Textonly

Само предлежащее

Home

Чарльз Буковски в переводе Кирилла Медведева

 

C КАЖДЫМ ГОДОМ ВСЕ РАНЬШЕ КОНЧАЮТСЯ ТВОИ КАНИКУЛЫ

Стихотворения Сергия Жадана в переводах с украинского Ларисы Березовчук и Юрия Цаплина

Сергий Жадан родился в 1974 г. в Донбассе. С 1991 г. живет в Харькове. Закончил Харьковский педагогический университет. Пишет стихи и пьесы. С 1992 г. печатается и распространяет свои стихи в самиздате. В 1993 г. подготовил первый самиздатский сборник стихов "Рожевий дегенерат", в 1995 г. вышли два типографских сборника - "Цитатник" и "Генерал Юда", в 1998 г. в Харькове вышел сборник "Пепси" на украинском и немецком языках (совместный с немецким, ранее - чешским немецкоязычным поэтом Вальтером Загоркой; двуязычный раздел стихотворений Загорки называется "Листи Ромео"). Активно участвует в межкультурных проектах, в частности, в украинско-русских: фестиваль украинской литературы в Москве "Южный акцент" (1999), украинско-русский фестиваль авангардного искусства "Апокалипсис начинается здесь" (Харьков, 1999). Переводит с русского - например, стихи Николая Винника.

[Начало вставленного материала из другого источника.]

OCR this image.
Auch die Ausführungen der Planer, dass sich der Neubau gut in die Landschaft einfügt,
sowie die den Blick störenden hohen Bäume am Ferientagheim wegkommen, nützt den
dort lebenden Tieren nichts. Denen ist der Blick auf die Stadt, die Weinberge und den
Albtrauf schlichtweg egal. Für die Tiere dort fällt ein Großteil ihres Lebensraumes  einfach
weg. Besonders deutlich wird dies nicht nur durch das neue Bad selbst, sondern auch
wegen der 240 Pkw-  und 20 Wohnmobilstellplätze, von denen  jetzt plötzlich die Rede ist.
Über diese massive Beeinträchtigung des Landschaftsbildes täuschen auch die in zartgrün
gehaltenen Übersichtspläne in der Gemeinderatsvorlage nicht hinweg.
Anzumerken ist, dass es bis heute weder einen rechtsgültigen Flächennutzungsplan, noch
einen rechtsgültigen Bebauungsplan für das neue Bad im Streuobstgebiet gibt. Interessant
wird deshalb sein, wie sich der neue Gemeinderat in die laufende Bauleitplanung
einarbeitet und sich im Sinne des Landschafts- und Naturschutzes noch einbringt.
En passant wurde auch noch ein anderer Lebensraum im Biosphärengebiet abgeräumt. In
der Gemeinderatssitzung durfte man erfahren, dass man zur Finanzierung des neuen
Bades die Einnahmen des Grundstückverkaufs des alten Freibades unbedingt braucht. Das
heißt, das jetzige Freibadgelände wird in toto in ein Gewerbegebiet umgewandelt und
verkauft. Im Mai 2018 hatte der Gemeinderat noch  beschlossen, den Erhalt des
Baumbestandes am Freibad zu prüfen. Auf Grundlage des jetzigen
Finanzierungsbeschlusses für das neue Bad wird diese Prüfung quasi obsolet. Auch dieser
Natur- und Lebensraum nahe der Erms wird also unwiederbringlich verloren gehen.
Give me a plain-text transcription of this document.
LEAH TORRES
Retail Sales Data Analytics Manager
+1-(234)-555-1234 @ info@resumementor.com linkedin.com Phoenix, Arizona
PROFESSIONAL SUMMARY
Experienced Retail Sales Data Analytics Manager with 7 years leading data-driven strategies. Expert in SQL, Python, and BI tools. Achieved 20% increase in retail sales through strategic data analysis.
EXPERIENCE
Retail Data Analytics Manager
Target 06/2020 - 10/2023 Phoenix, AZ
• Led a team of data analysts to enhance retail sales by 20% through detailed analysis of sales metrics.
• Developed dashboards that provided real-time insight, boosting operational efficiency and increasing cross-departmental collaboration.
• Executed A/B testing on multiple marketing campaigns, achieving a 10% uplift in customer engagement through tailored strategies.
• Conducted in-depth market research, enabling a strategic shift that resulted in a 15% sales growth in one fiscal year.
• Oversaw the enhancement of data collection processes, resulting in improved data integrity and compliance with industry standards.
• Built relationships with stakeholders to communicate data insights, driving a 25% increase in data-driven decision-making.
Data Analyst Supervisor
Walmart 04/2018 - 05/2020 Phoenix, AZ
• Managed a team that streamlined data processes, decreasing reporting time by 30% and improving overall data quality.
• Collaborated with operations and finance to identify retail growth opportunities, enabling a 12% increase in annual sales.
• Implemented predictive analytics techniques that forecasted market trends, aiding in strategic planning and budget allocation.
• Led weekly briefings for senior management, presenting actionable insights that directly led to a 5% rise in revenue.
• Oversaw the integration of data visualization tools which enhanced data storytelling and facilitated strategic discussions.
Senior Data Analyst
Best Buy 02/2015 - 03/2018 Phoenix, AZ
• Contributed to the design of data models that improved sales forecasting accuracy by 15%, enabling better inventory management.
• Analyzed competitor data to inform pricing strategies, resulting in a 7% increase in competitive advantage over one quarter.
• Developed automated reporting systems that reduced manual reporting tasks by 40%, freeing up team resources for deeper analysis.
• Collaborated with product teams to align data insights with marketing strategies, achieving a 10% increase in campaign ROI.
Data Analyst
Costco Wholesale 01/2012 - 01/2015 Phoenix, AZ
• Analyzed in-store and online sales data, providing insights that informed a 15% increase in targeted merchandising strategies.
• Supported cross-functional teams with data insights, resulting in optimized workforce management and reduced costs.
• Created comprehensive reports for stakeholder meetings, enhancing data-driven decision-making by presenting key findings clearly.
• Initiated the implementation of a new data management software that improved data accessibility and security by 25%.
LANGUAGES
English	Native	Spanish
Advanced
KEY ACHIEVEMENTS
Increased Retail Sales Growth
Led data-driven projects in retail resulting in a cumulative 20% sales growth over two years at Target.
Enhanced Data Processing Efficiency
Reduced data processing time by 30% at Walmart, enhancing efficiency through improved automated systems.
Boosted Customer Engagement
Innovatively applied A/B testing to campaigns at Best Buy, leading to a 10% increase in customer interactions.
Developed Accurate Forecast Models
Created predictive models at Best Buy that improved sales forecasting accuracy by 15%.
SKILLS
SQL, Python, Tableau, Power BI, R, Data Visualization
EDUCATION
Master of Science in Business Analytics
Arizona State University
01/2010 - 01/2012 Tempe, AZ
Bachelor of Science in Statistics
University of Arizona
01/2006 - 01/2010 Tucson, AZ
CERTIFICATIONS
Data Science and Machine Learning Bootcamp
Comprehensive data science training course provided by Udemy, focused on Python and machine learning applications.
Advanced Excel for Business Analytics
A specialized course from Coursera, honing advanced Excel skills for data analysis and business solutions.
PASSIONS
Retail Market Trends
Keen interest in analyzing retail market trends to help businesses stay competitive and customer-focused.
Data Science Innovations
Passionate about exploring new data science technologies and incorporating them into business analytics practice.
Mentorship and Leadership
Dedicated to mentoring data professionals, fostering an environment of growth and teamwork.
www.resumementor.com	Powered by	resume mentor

Лариса Березовчук родилась в 1948 г. в Киеве. Окончила историко-теоретический факультет Киевской консерватории и аспирантуру Ленинградского института театра, музыки и кинематографии; кандидат искусствоведения. Преподавала в Киевском театральном институте; после Чернобыльской катастрофы снова живет в С.-Петербурге, старший научный сотрудник сектора кино Российского института истории искусств. Пишет стихи с 1990 г. С 1997 г. курирует различные проекты в литературной жизни Петербурга (с 1998 г. - литературный клуб "Лицей"). Автор исследовательских статей о музыке, кино (регулярно публикуется в журнале "Киноведческие записки") и литературе (о творчестве Аркадия Драгомощенко, Геннадия Айги, Александра Горнона( и др.). Стихотворения публиковались в "Митином журнале", в журнале "Новый круг" (Киев), в феминистском альманахе "Все люди - сестры", вып.4 (СПб., 1995), в антологии "Genius Loci" и др. Отдельные издания - "Лирика. Часть 1" (СПб., 1995), "Лирика. Часть 2" (СПб., 1999). Стихотворения в Сети - на "Вавилоне".

Юрий Цаплин родился в 1972 г. Закончил Харьковский авиационный институт. Пишет стихи, прозу, эссе. Живет в Харькове. Публиковался в журналах "Новый мир" и "В кругу времен", в газетах "Вечерний Харьков" и "Точка опоры", в антологии малой прозы "Очень короткие тексты" (М., 2000), в "Вавилоне" #6. Книга короткой прозы "Маленький счастливый вечер" (Харьков, 1997). В Сети публиковался на сайте "Молодая русская литература" и др.

Переводы Л.Березовчук и Ю.Цаплина поступили в редакцию независимо друг от друга.

Переводы Ларисы Березовчук

Святой Георгий

Время отсчет начинать этой борьбе.
В город вбегают дети, и крика взбивают пену.
За крепостью в небе кружится змей,
                 играет на светлой трубе,
поглядывая из-за туч
на толпу, орущую в стенах.

Выплыв на глубину, посреди неба стоя,
он бьет в барабан из кож,
                 сожаление пальцами льет,
и крылья ему согревает горячий июль зноем,
и крутится в высоте над фортом -
как дирижабль плывет.

Во всех окрестных приходах
                 служат за него молебен,
взоры возносят, выбежав на улицы и поляны:
неси твердо из золота горн над облачным гребнем,
чтобы звенеть продолжали твои сочные гланды.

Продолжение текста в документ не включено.